Every year roughly 100,000 hearing-impaired babies are born in India, yet the country lacks a universal screening programs to identify hearing loss. India isn’t alone in facing this problem, the majority of those with hearing loss live in low- or middle-income countries.
Kailas and her husband Nitin Sisodia launched the Sohum Innovation Lab in India, where they’ve developed a prototype for a device to detect hearing loss in infants. She is being honored by the Rolex Awards for Enterprise, which recognize five young laureates, all 30 or younger, for taking on some of the world’s biggest challenges.
Newborn wards and hospitals are naturally noisy, so finding a quiet place for a hearing test isn’t easy. Kailas’s battery-powered device is designed to work in noisy settings by tuning out ambient noise. Electrodes in the headband-like device identify brain activity associated with good hearing. She expects the device to cost about $4,000, and is exploring ways to make the cost more manageable.
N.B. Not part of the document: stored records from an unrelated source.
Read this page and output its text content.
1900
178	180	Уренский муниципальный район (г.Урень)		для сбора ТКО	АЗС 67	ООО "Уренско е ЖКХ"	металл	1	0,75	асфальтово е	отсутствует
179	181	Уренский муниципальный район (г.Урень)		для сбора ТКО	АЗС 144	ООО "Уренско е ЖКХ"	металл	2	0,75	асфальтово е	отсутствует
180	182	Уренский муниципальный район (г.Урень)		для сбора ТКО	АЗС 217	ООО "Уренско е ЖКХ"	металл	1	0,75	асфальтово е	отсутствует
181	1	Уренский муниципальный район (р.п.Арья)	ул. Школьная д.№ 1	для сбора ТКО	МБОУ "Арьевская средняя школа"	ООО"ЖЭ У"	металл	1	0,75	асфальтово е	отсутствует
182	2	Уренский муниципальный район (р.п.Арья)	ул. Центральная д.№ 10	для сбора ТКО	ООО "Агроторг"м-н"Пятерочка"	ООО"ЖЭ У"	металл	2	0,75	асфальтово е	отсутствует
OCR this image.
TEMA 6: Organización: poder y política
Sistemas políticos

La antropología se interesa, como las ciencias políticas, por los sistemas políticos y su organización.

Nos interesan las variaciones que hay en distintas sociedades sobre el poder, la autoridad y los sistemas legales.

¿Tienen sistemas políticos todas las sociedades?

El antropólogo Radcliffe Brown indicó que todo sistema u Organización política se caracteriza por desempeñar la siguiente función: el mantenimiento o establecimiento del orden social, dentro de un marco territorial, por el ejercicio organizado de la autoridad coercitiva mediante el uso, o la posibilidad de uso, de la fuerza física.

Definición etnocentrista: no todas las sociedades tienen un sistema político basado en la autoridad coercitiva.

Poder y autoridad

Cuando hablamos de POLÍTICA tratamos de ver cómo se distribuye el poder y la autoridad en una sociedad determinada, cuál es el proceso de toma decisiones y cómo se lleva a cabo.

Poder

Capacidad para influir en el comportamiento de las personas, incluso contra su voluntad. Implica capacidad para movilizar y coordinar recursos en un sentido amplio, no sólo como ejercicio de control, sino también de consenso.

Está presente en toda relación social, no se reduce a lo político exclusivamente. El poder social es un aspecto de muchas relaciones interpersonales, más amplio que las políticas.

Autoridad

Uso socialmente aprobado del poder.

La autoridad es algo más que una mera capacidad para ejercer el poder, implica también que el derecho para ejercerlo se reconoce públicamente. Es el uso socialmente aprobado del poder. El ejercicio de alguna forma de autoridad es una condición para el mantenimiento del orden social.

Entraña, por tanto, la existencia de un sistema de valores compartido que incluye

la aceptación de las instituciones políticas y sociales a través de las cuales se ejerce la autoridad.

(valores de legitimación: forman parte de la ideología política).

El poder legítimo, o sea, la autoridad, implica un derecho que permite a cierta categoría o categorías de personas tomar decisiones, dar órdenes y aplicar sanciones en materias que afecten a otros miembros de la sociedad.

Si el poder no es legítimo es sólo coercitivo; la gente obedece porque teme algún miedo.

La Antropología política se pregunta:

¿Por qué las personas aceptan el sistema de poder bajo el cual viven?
The 50,000 Swiss francs (about $56,000) she receives from Rolex will be used for clinical trials later this year and Kailas aims to launch the device in 2016.
Other recipients of the award include Saudi Arabian Hosam Zowawi, who is developing a test for drug-resistant bacteria. Arthur Zang of Cameroon is developing a tablet to diagnose heart disease. Rwandan Olivier Nsengimana is striving to preserve Central Africa’s Grey Crowned Crane population and Italian geologist Francesco Sauro is exploring remote caves in Venezuela and Brazil.
A panel of eight experts selected the winners from a pool of 1,800 applicants.